A week after her death, the president announced the nomination of Judge Amy Coney Barrett. The Senate confirmed Barrett a month later, securing a conservative Supreme Court for Republicans.
Trump is hospitalized with COVID-19
The president was hospitalized at Walter Reed National Military Medical Center in Maryland on Oct. 2 after he and first lady Melania Trump tested positive for COVID-19.
A few days earlier, the White House had held an event in the Rose Garden, where most attendees were maskless, to announce the nomination of Barrett to the Supreme Court. Several attendees also tested positive.
The president was given an experimental antibody treatment and remained at Walter Reed for several days before returning to the White House.
Democratic candidate Joe Biden wins the 2020 presidential election
The Associated Press on Nov. 7 called Joe Biden the victor in the presidential race after declaring him the victor in his native Pennsylvania. Due to the pandemic, many voters chose to mail in their ballots, causing some delays in counting votes.
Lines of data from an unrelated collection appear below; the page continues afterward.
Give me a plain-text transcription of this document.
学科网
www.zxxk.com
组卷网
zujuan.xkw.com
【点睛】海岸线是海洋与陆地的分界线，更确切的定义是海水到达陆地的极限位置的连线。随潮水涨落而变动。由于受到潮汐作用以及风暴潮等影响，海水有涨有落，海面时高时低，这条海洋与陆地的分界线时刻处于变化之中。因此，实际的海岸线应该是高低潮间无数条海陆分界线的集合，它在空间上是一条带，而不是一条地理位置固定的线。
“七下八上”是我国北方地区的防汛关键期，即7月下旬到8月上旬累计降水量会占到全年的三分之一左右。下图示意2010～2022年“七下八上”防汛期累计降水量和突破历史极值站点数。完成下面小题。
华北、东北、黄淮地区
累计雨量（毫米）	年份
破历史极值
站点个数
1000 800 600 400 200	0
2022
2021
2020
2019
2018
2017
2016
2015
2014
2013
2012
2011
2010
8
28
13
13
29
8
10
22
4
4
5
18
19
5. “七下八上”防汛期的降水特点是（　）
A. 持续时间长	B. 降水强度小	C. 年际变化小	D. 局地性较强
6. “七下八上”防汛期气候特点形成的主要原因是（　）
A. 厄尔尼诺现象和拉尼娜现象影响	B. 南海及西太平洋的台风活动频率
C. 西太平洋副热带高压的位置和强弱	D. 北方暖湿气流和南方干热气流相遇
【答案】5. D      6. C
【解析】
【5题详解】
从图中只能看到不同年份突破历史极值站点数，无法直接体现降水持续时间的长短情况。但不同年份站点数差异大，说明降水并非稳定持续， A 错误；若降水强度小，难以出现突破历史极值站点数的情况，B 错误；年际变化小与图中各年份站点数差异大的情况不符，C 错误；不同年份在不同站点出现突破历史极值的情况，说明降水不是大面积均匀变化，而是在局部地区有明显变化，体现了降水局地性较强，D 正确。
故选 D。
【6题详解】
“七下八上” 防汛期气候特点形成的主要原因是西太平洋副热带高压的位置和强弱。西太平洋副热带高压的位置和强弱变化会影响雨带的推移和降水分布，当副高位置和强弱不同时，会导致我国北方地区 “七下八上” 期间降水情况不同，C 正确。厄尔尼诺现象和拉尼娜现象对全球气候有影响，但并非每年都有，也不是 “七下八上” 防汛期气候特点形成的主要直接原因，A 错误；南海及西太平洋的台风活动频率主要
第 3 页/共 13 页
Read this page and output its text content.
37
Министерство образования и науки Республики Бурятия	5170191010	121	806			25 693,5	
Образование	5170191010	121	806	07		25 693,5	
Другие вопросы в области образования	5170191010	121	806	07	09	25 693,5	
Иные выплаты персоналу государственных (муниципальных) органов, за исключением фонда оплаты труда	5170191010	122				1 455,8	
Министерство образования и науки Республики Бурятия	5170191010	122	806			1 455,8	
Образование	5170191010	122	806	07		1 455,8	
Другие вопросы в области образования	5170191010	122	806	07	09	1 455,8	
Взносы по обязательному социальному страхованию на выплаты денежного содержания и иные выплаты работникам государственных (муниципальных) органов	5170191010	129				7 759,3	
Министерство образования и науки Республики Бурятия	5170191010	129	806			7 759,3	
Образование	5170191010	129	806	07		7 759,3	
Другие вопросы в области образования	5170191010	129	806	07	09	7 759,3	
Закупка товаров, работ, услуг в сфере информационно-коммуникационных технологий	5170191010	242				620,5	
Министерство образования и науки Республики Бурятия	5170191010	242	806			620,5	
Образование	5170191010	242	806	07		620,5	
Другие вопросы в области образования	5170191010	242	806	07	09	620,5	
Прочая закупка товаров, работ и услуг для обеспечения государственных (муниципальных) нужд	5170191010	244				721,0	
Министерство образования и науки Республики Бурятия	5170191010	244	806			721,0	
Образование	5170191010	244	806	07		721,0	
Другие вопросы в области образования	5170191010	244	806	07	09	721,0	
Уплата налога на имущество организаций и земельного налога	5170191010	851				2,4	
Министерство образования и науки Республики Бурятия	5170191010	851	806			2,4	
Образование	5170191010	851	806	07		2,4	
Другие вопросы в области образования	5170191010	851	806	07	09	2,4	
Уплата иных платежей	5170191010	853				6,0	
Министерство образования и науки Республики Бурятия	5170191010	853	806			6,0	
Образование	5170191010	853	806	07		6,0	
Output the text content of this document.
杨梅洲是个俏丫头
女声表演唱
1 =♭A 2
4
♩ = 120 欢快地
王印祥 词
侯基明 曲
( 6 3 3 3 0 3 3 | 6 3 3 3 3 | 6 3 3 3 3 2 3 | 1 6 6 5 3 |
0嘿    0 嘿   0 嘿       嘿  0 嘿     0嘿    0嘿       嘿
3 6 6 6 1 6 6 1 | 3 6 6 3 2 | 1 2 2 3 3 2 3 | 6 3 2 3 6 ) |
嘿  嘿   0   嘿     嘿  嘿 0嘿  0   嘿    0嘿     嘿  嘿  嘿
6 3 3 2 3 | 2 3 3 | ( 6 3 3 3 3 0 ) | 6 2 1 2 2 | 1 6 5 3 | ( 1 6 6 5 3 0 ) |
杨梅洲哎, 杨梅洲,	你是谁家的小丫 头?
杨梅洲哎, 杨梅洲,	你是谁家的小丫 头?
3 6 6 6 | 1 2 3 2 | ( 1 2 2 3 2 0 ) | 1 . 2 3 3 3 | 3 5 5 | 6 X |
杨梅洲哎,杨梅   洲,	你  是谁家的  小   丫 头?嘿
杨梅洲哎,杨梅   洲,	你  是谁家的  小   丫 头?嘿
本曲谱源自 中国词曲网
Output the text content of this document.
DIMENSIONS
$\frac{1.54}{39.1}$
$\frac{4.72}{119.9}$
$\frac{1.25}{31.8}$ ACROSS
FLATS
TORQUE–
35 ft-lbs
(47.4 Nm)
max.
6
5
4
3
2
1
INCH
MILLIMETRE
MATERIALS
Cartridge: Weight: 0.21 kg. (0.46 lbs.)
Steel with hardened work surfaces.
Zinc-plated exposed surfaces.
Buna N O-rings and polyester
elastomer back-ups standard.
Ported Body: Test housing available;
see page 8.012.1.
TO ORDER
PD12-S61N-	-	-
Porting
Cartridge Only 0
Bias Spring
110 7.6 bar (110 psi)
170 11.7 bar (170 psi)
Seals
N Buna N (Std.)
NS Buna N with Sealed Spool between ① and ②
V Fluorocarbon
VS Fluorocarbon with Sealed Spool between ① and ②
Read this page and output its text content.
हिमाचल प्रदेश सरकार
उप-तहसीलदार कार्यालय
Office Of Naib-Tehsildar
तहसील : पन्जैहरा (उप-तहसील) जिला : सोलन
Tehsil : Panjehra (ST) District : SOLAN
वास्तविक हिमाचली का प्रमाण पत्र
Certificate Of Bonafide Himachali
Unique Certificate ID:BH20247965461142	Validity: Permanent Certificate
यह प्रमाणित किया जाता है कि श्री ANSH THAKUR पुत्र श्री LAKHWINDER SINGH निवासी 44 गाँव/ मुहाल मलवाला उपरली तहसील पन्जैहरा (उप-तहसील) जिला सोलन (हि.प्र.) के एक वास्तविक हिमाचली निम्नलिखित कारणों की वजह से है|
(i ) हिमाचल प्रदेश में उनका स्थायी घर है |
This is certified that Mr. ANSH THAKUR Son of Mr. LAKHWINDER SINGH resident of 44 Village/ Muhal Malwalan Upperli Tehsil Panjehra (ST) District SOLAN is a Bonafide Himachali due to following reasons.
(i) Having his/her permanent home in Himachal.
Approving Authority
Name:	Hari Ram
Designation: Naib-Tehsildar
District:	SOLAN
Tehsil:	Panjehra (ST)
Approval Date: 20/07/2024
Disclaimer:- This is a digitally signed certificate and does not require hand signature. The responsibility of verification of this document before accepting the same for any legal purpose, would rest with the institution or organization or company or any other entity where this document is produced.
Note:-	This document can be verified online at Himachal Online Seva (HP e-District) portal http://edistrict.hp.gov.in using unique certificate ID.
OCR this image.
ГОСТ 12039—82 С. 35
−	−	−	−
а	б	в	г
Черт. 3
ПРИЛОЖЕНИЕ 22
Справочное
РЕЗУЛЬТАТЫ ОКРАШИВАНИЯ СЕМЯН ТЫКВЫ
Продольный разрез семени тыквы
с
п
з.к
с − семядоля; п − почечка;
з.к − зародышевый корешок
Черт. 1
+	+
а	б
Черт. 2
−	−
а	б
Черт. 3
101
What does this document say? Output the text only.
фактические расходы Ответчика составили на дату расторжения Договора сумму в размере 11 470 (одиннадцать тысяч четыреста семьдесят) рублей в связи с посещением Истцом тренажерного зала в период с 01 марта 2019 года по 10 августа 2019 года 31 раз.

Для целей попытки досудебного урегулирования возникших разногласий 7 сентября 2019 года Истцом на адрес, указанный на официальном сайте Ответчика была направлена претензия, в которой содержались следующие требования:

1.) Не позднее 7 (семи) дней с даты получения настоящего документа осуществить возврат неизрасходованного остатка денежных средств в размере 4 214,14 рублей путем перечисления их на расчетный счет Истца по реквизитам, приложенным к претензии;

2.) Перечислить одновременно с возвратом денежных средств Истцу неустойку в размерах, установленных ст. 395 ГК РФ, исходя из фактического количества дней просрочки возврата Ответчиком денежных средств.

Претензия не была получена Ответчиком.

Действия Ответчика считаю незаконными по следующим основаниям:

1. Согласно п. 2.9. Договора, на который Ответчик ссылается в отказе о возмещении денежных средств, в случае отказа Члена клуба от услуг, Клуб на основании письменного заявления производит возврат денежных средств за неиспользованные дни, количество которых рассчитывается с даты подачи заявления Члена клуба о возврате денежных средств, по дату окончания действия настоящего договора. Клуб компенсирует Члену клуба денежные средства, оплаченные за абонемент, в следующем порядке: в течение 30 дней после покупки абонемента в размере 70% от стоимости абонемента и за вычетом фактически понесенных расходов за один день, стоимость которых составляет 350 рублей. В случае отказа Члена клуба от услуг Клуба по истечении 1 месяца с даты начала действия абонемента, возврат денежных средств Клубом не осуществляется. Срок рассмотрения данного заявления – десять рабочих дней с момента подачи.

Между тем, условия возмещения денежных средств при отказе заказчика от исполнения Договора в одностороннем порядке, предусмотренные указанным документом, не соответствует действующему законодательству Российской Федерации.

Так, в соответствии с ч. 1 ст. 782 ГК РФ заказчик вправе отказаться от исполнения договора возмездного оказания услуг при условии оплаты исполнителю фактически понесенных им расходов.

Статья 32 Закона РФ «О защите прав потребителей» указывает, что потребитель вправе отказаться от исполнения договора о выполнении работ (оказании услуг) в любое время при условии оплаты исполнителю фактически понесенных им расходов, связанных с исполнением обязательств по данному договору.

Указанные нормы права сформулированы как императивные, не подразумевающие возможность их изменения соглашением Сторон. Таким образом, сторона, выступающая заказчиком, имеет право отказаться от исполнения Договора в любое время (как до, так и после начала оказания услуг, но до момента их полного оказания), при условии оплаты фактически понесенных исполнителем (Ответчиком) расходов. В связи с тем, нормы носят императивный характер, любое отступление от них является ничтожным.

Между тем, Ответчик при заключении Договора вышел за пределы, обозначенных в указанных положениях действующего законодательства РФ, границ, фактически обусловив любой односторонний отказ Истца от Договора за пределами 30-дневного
The victory also meant that Biden’s running mate, Sen. Kamala Harris of California, would become the first Black and South Asian woman to serve as vice president when they are inaugurated on Jan. 20.
Trump has continued to make baseless allegations about fraud in the election and his legal team has filed numerous unsuccessful lawsuits.
Members of Congress start getting COVID-19 vaccines
After a year of the coronavirus raging and 320,000 deaths in the U.S., the FDA approved a vaccine from Pfizer-BioNTech.
As the vaccine was distributed to health care and front line workers, members of Congress also took their first doses of the vaccine to build public trust. Pelosi and McConnell received their first dose of the vaccine Dec. 18.
Biden also got the first round of the vaccine, Dec. 21 on live TV.